ShadauxCat commented 6 months ago

I have some coworkers who have been able to reproduce the issue with another project (I haven't been able to reproduce it on my hardware, but they have). I had them test 1.6 yesterday and they confirmed it still happens with 1.6, so you can skip that test.

I added some new logs to the "even lighter" branch this morning. I think that branch is the best bet right now. I think it has the minimum amount of logs possible to still give me the info I need. So I'd say focus on that one today. We're doing some tests internally using said coworkers' project as well, so hopefully between you and them, I'll be able to get what I need to start making progress on a fix.

SamTheBay commented 6 months ago

Great. I have been trying to repro it today with my base build but haven't been successful so far :-(. I am running experiments to see if I can find a way to make it repro more reliably. If I manage that then I will try running your light wight logging.

SamTheBay commented 6 months ago

@ShadauxCat were you able to make any progress based on the repro from another project?
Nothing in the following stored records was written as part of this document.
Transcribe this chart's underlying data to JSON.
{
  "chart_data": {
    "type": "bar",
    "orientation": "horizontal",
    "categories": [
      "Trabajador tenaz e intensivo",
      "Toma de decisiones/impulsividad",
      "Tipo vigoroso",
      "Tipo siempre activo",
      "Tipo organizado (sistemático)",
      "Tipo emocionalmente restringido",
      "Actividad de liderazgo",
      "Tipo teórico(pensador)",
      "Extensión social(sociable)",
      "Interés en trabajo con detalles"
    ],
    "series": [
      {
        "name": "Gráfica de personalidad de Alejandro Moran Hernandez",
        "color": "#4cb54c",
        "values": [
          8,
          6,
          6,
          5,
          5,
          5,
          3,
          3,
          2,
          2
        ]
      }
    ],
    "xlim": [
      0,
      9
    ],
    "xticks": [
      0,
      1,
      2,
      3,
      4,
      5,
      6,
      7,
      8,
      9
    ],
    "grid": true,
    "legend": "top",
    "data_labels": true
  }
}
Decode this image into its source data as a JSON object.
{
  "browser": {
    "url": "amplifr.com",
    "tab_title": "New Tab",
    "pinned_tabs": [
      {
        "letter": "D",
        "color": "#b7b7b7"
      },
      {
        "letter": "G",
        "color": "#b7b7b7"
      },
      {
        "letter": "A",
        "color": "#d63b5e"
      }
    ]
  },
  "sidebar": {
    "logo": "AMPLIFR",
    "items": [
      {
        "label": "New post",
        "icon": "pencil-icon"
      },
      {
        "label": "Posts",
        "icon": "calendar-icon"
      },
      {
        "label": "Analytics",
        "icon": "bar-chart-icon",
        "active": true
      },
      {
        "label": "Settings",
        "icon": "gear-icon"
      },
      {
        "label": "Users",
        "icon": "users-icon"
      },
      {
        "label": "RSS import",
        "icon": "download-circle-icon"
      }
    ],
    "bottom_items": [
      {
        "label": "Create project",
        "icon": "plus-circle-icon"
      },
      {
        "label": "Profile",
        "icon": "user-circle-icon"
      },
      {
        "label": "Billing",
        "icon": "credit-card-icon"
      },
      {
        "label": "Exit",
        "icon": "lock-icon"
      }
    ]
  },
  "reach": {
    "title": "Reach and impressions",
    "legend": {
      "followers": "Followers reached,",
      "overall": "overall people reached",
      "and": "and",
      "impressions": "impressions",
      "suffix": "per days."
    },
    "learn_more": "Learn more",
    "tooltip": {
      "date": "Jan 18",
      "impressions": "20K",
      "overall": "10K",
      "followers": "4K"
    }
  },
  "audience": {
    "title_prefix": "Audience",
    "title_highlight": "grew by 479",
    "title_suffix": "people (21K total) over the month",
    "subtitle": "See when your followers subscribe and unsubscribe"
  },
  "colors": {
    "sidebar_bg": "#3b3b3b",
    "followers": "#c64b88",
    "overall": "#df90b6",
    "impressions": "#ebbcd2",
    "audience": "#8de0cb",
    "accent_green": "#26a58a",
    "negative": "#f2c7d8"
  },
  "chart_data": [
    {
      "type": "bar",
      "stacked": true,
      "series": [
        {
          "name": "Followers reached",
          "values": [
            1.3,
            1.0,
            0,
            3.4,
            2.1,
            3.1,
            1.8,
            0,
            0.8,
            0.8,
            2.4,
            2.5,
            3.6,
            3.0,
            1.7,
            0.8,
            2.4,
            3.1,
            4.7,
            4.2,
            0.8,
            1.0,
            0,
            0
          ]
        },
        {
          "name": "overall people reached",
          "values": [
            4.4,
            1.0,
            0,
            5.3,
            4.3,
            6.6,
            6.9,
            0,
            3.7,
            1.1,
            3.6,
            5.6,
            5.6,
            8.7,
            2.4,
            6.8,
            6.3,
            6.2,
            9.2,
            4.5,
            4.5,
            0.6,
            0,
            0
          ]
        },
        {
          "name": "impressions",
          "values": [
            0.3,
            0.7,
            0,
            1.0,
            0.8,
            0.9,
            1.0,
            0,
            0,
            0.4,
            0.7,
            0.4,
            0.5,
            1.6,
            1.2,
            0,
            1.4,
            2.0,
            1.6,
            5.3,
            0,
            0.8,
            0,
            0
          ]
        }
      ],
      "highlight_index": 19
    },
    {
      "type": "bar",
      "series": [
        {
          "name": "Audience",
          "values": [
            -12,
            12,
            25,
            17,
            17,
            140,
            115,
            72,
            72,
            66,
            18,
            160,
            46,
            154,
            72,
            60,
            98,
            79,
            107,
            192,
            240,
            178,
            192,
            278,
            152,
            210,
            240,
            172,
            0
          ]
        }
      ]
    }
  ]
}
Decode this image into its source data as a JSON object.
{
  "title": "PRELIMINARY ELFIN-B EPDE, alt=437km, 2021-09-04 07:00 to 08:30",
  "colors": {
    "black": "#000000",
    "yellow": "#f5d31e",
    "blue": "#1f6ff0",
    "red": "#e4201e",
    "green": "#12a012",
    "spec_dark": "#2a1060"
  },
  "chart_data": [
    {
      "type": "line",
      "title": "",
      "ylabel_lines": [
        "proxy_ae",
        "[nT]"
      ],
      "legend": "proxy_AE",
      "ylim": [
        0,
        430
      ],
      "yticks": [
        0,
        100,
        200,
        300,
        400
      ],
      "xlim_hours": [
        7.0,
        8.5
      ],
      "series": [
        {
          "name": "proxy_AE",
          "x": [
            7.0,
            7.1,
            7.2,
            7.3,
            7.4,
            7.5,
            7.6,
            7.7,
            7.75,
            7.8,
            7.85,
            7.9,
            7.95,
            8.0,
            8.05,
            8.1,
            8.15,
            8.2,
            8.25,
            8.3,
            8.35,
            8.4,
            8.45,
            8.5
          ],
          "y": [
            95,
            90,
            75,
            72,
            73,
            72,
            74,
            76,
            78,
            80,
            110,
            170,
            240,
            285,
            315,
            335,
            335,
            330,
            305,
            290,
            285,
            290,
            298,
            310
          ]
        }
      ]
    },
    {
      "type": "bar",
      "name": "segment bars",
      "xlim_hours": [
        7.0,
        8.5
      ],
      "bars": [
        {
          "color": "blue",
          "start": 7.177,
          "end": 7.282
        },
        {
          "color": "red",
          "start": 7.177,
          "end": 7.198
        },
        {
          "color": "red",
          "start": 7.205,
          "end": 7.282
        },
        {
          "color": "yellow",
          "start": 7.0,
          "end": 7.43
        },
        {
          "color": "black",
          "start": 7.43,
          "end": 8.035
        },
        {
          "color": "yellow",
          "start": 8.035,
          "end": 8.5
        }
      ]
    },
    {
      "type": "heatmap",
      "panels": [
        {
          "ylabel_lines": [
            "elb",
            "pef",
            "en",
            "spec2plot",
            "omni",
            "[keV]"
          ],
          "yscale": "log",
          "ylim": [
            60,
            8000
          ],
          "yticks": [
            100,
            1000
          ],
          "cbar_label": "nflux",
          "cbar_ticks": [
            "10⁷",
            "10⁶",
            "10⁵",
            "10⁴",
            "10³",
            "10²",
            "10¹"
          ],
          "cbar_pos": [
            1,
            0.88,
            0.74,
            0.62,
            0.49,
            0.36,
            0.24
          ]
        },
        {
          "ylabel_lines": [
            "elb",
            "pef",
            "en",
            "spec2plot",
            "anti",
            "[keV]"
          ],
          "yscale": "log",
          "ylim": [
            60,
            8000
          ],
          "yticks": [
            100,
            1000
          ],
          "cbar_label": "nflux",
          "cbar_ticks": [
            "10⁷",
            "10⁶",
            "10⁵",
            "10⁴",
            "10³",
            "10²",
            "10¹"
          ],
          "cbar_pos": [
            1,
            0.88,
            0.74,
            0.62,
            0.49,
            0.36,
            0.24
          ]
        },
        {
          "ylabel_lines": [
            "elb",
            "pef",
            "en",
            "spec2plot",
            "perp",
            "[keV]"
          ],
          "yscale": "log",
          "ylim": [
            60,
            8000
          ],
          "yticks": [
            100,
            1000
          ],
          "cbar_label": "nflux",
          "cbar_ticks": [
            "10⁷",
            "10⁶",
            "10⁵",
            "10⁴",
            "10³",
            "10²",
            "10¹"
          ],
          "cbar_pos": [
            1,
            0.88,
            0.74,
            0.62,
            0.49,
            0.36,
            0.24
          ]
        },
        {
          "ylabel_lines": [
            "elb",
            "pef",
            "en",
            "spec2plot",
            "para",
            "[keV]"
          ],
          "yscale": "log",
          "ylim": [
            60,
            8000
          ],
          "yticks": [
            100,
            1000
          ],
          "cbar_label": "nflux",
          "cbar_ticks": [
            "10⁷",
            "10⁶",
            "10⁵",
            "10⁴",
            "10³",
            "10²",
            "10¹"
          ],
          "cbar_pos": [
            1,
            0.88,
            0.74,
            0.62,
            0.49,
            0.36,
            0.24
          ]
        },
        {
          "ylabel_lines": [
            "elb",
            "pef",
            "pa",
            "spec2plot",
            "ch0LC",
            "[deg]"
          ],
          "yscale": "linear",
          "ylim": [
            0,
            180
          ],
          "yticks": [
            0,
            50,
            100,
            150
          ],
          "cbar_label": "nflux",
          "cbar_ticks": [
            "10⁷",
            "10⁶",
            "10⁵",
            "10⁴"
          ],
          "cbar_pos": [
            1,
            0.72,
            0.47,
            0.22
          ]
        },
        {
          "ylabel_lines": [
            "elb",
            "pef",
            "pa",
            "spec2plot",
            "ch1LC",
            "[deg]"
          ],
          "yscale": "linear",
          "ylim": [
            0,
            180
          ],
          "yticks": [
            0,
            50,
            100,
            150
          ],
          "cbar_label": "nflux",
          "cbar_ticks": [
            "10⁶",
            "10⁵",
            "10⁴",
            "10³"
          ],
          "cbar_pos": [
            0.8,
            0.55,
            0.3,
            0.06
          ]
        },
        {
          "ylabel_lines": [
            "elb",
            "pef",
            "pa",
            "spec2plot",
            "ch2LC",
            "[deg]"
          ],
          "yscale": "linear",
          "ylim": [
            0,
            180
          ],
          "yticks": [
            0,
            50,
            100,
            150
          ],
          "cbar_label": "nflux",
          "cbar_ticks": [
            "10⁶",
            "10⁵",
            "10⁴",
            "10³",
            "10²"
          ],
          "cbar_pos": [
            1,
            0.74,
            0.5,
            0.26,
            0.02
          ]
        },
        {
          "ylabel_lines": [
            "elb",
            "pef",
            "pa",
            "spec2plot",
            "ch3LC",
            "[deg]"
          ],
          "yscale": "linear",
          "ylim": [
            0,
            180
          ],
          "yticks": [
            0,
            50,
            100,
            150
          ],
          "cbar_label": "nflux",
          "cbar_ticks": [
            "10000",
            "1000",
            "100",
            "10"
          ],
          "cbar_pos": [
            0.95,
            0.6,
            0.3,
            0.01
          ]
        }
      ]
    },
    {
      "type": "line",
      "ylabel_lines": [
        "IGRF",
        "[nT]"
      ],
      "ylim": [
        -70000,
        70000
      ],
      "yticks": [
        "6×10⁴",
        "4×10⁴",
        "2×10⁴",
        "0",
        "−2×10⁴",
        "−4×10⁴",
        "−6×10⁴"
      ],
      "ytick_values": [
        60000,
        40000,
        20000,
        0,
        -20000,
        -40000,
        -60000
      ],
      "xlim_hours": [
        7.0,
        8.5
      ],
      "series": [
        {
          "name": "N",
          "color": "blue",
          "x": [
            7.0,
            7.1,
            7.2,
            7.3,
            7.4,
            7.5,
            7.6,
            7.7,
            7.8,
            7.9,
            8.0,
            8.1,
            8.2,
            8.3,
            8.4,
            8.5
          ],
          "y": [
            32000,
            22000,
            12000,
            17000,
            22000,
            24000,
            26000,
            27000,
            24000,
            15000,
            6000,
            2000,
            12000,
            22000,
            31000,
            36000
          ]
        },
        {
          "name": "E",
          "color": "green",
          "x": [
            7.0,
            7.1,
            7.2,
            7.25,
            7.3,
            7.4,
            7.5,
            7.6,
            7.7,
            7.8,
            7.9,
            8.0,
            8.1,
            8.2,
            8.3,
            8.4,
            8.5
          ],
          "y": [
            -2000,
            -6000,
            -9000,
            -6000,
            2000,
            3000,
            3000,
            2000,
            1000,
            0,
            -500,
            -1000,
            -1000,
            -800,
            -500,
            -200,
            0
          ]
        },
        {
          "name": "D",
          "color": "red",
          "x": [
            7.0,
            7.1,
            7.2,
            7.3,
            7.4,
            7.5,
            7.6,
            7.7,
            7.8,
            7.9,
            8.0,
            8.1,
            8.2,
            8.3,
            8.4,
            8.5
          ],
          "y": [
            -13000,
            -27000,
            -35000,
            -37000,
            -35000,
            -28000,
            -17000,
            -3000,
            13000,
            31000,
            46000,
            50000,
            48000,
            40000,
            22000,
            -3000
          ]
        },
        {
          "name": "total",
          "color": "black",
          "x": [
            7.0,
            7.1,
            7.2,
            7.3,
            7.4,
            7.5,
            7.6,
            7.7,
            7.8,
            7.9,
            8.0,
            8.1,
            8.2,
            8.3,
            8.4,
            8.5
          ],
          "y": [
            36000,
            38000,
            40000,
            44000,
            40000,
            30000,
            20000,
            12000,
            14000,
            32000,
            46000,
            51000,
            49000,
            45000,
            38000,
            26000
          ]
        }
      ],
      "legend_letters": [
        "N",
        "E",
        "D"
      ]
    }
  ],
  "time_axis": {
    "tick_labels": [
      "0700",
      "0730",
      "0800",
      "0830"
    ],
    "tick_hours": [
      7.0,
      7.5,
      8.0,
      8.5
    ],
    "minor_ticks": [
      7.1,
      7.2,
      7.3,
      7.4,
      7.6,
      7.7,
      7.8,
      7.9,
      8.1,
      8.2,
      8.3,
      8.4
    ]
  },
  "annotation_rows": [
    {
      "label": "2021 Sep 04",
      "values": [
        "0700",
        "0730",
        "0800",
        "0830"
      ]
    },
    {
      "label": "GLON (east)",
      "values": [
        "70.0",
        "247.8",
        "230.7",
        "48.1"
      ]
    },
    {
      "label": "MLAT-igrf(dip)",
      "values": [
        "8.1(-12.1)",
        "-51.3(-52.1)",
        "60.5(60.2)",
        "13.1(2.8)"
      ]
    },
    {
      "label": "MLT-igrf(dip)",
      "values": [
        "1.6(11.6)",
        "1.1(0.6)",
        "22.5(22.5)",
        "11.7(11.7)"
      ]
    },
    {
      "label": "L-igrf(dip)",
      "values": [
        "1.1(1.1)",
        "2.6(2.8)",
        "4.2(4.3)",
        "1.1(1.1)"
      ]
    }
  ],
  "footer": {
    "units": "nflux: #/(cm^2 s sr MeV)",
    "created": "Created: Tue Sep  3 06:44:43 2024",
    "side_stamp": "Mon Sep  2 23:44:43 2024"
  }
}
I have been struggling to reliably repro it now on my side and don't know what changed. If the other project gives the information you need then I might not need to keep experimenting on my side.

SamTheBay commented 5 months ago

@ShadauxCat checking in once more. Is a repro from me still important given you have one from another project?

ShadauxCat commented 5 months ago

Hey, sorry, I've been out of office this week. Someone else has been continuing the investigation, though, and I saw a message from them this morning that they finally managed to isolate the cause. Now that we know exactly what the logic error is, we can hopefully make fast progress on putting together a fix.

SamTheBay commented 5 months ago

This is amazing news! Thanks for the update. If you come up with a fix in a private branch the let me know since I would be anxious to adopt it if the full release process takes longer.

COV-KaiGai commented 5 months ago

@ShadauxCat Hey, we are experiencing the same issue in our project. When do you expect to have it fixed? Also, once it’s resolved, could you share the fix or a private branch with us?

COV-KaiGai commented 5 months ago

@SamTheBay Issue #2840 Hi there, I’m not sure if this fix will work for you, but I managed to resolve a similar issue by setting the library versions as mentioned in the issue above. Updating Unity Transport (UTP) version to 2.1.0 seemed to be the key. Hope this helps!

@ShadauxCat We are still waiting for an official fix for this issue, and would greatly appreciate it if you could address it soon.

ShadauxCat commented 5 months ago

Hi @SamTheBay and @COV-KaiGai

I believe we've found a fix for this. Initial testing looks good so far.

Unfortunately I can't give you a branch to test on because the fix is in the transport package, which doesn't have a public repo, but we'll get a release out as fast as we can and I'll let you know when that lands.

SamTheBay commented 5 months ago

@ShadauxCat any update on the release for this? Will it be released as a new package version for the Unity Transport? Like version 2.2.2 for example?

ShadauxCat commented 5 months ago

@SamTheBay Transport version 2.3.0 has released today that should have a fix for this issue. Can you retest and confirm for us?

SamTheBay commented 5 months ago

This is great! I have upgraded and deployed a new build out to my players. I will wait a few days to see if there are any new repro's.

SamTheBay commented 4 months ago

@ShadauxCat I have not heard of a repro for a couple weeks now so I think this looks resolved. Thanks for the support. I will go ahead and close it.